State v. Glisson, ___ N.C. App. ___, 796 S.E.2d 124 (Feb. 7, 2017)

(1) The evidence was sufficient to support a conviction for conspiracy to traffic in opium by sale and delivery. The defendant was indicted on multiple drug offenses arising from three separate controlled buys. On appeal the defendant argued that the State failed to present evidence, aside from an accomplice’s mere presence at the second control buy, that the defendant conspired with the accomplice to traffic in opium. The court rejected this argument, noting, among other things that the defendant brought the accomplice to the drug transaction location for all three controlled buys.
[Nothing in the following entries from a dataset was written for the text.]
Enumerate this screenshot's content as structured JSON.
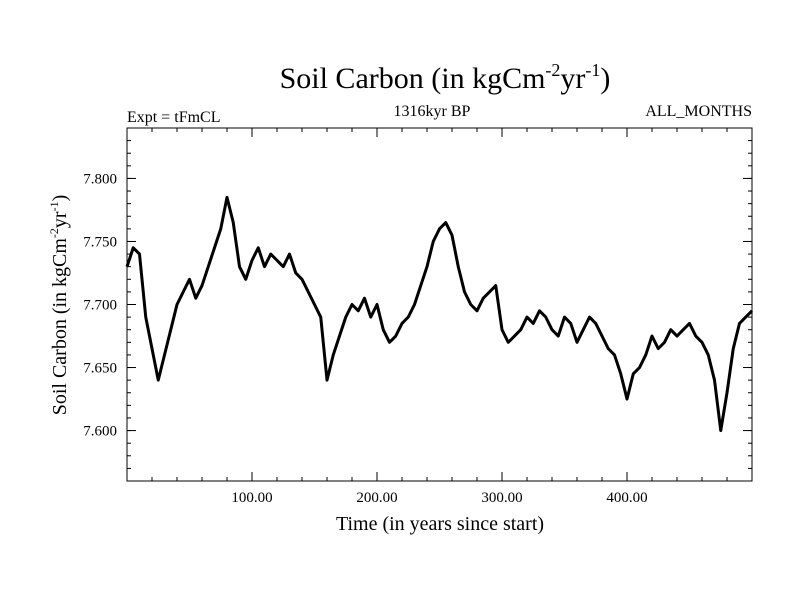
{
  "chart_data": {
    "type": "line",
    "title_main": "Soil Carbon (in kgCm",
    "title_sup1": "-2",
    "title_mid": "yr",
    "title_sup2": "-1",
    "title_end": ")",
    "expt_label": "Expt = tFmCL",
    "period_label": "1316kyr BP",
    "months_label": "ALL_MONTHS",
    "xlabel": "Time (in years since start)",
    "ylabel_main": "Soil Carbon (in kgCm",
    "ylabel_sup1": "-2",
    "ylabel_mid": "yr",
    "ylabel_sup2": "-1",
    "ylabel_end": ")",
    "xlim": [
      0,
      500
    ],
    "ylim": [
      7.56,
      7.84
    ],
    "x_ticks": [
      {
        "value": 100,
        "label": "100.00"
      },
      {
        "value": 200,
        "label": "200.00"
      },
      {
        "value": 300,
        "label": "300.00"
      },
      {
        "value": 400,
        "label": "400.00"
      }
    ],
    "y_ticks": [
      {
        "value": 7.6,
        "label": "7.600"
      },
      {
        "value": 7.65,
        "label": "7.650"
      },
      {
        "value": 7.7,
        "label": "7.700"
      },
      {
        "value": 7.75,
        "label": "7.750"
      },
      {
        "value": 7.8,
        "label": "7.800"
      }
    ],
    "line_color": "#000000",
    "series": [
      {
        "x": [
          0,
          5,
          10,
          15,
          20,
          25,
          30,
          35,
          40,
          45,
          50,
          55,
          60,
          65,
          70,
          75,
          80,
          85,
          90,
          95,
          100,
          105,
          110,
          115,
          120,
          125,
          130,
          135,
          140,
          145,
          150,
          155,
          160,
          165,
          170,
          175,
          180,
          185,
          190,
          195,
          200,
          205,
          210,
          215,
          220,
          225,
          230,
          235,
          240,
          245,
          250,
          255,
          260,
          265,
          270,
          275,
          280,
          285,
          290,
          295,
          300,
          305,
          310,
          315,
          320,
          325,
          330,
          335,
          340,
          345,
          350,
          355,
          360,
          365,
          370,
          375,
          380,
          385,
          390,
          395,
          400,
          405,
          410,
          415,
          420,
          425,
          430,
          435,
          440,
          445,
          450,
          455,
          460,
          465,
          470,
          475,
          480,
          485,
          490,
          495,
          500
        ],
        "values": [
          7.73,
          7.745,
          7.74,
          7.69,
          7.665,
          7.64,
          7.66,
          7.68,
          7.7,
          7.71,
          7.72,
          7.705,
          7.715,
          7.73,
          7.745,
          7.76,
          7.785,
          7.765,
          7.73,
          7.72,
          7.735,
          7.745,
          7.73,
          7.74,
          7.735,
          7.73,
          7.74,
          7.725,
          7.72,
          7.71,
          7.7,
          7.69,
          7.64,
          7.66,
          7.675,
          7.69,
          7.7,
          7.695,
          7.705,
          7.69,
          7.7,
          7.68,
          7.67,
          7.675,
          7.685,
          7.69,
          7.7,
          7.715,
          7.73,
          7.75,
          7.76,
          7.765,
          7.755,
          7.73,
          7.71,
          7.7,
          7.695,
          7.705,
          7.71,
          7.715,
          7.68,
          7.67,
          7.675,
          7.68,
          7.69,
          7.685,
          7.695,
          7.69,
          7.68,
          7.675,
          7.69,
          7.685,
          7.67,
          7.68,
          7.69,
          7.685,
          7.675,
          7.665,
          7.66,
          7.645,
          7.625,
          7.645,
          7.65,
          7.66,
          7.675,
          7.665,
          7.67,
          7.68,
          7.675,
          7.68,
          7.685,
          7.675,
          7.67,
          7.66,
          7.64,
          7.6,
          7.63,
          7.665,
          7.685,
          7.69,
          7.695
        ]
      }
    ]
  }
}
The location of the second exchange was one the defendant did not like and the sale took place at or near dark. The drugs were maintained in the same vehicle as the accomplice and the defendant exchanged the drugs and counted the money in front of him. From this evidence, it would be reasonable for the jury to infer that the accomplice was present at the defendant’s behest to provide safety and comfort to the defendant during the transaction. (2) The evidence supported multiple conspiracy charges. The court rejected the defendant’s argument that the evidence showed only one agreement to engage in three separate transactions. It noted that the first two transactions were separated by one month and that approximately three months passed between the second and third buys. There was no evidence suggesting that the defendant planned the transactions as a series. Rather, the informant or the detective initiated each.